There are some of the bigger and better festivals around Tucson each year. There are, of course, many others (too many to list) though.
- Tucson Gem & Mineral Showcase (or a derivation of that name): Early February
You'll read some information online about the show being restricted to wholesalers. There are restricted areas, but much of it is open. My favorite sites to visit or along the west side of I-10 near Congress and at Tucson Electric Park (soon to be called Kino Stadium) on Ajo near I-10. This is the only reason many people come to Tucson as it's one of the most important gem shows in the world.
- La Fiesta de los Vaqueros (Tucson Rodeo): Mid-February
Tucson is the only place I know of where schools get out for the local rodeo. Even the community college has a couple of days off for it.

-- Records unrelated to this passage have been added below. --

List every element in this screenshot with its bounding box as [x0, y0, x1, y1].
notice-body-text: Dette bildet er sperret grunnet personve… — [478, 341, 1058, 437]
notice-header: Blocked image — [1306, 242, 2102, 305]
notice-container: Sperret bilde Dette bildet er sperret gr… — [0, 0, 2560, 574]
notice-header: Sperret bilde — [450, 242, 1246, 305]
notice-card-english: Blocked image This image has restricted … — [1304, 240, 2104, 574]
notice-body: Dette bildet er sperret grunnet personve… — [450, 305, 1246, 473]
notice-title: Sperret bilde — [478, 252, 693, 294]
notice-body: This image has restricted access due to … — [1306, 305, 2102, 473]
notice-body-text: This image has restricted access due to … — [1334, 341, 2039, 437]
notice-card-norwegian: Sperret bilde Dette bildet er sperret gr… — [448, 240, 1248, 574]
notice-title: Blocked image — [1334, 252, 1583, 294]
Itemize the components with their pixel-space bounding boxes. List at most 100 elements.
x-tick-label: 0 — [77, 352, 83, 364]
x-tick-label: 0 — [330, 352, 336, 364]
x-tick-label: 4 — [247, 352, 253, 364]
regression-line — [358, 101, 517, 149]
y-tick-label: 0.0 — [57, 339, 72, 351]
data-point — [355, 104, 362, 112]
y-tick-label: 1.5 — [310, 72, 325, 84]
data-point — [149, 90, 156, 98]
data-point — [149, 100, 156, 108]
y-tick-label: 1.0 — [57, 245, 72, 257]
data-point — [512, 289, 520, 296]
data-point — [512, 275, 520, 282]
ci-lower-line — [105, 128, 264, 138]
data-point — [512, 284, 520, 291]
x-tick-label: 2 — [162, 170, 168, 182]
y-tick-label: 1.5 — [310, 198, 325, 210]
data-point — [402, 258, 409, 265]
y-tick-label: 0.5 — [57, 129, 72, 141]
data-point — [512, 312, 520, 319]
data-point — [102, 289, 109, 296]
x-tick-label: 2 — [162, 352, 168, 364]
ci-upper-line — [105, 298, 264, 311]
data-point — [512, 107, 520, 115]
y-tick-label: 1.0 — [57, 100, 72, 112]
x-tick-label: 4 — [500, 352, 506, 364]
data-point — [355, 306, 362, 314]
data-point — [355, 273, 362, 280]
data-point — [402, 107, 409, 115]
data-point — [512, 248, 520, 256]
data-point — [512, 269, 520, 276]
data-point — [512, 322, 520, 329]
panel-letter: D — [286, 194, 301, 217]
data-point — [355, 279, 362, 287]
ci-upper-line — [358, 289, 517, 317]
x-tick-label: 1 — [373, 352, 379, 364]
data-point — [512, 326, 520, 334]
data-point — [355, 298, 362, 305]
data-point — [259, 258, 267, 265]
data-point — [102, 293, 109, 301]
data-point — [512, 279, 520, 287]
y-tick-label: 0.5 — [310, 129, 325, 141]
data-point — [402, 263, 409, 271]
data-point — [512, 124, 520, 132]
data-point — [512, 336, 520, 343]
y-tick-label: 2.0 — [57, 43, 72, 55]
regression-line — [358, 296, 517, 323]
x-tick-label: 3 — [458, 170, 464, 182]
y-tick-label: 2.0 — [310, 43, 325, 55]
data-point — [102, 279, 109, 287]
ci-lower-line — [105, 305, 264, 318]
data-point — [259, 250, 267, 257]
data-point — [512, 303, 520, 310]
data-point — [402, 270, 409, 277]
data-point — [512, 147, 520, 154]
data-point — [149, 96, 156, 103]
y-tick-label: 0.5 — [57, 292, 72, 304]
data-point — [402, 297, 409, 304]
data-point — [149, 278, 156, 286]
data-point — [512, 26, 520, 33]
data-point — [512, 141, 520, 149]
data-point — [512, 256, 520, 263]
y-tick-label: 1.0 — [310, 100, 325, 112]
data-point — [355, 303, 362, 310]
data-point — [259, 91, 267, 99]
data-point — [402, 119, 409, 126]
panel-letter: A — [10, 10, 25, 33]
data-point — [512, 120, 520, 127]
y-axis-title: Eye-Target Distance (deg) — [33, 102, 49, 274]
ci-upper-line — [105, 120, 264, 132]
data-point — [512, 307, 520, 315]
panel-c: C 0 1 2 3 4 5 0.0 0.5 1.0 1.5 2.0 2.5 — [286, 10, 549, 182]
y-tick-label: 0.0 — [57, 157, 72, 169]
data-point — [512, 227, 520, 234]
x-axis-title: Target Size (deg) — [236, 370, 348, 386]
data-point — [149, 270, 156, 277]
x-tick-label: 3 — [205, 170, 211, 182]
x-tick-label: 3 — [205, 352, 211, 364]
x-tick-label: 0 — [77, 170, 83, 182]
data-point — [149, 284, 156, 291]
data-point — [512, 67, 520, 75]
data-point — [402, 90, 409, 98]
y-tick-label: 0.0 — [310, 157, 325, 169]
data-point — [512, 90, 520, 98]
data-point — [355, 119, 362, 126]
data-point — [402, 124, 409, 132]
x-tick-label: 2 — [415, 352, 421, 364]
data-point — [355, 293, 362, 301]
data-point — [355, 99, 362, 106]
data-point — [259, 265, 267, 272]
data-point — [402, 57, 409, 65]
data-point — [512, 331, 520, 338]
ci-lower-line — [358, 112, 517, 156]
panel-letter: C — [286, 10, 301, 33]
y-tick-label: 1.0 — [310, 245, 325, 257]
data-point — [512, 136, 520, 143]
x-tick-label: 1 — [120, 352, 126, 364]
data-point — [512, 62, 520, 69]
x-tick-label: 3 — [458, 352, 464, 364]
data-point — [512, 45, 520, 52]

There is a parade, sporting events, music and a fair atmosphere, all at the rodeo grounds on South Sixth Avenue.
- Tucson Meet Yourself: Mid-March
Playfully referred to locally as "Tucson Eat Yourself." It's mostly food from various international vendors, but is also dance, music and other cultural performances from the various cultures and ethnicities that make up Tucson. Definitely come for the food though.
- Pima County Fair: Mid-April
I'm not much for fairs, so it wasn't until I got a gig playing here with a band that I actually came. I have to say that this is a really good fair and they often get some very good musical acts coming through - not just myself ;).
- Tucson Folk Festival: Late April
One of the more well-organized and better music festivals in the city. Local, regional and international acts perform at a two-day, mostly free, mostly outdoors festival in Downtown Tucson.
- Dia de los Muertos: Early November
Although the day is sometimes regarded as the "Mexican version of Halloween," it is actually much more serious and mature as it is a time to remember all those in your life who have passed on. You can watch or you can march along with the procession as it leaves from the intersection of 4th Avenue and University Blvd. Anyone can march. Most who do wear make-up and/or dress up in solemn, mostly black, costumes.
- El Tour de Tucson: Early December
One of the better regarded bicycle races in the country. Tucson's intense bike culture comes into full bloom at this race. Get to the TCC early on Saturday morning to see them off and get back toward evening to see them return. Anyone can enter (for a price), but you better train for it. If visiting during this time, also be sure to check for road closures in the area. There are quite a few, and it's annoying to get stuck in them.
- Winterhaven Festival of Lights: Late December
There are two driving days during the festival, both just before Christmas. As a former Winterhaven resident, I would strongly encourage you to not visit Winterhaven on those nights. It's just not fun. It's best to walk it, strolling along the wide streets in between spectacular light shows. Great for kids, but just as great for adults. Hayrides with hot cider are available at the Christmas Avenue (off Fort Lowell) entrance.
Throughout the month of February Tucson hosts the Tucson Gem and Mineral Show. It is not just one show, however, and is a constantly changing show in a variety of locations. People come from all over the world to show gems, minerals, fossils and a variety of other items. I look forward to it because my cousin comes down from Berkeley and we have dinner together. The photos are from his display. The third photo is a 7 million year old skull of a huge hyena type animal. It can be yours for $12,000. His store is listed on VT under Berkeley Shopping Tips. The 2009 Gem and Mineral Show is kicking off the end of January and will last most of the way through February. The show is smaller this year due to the economy and prices are cheaper.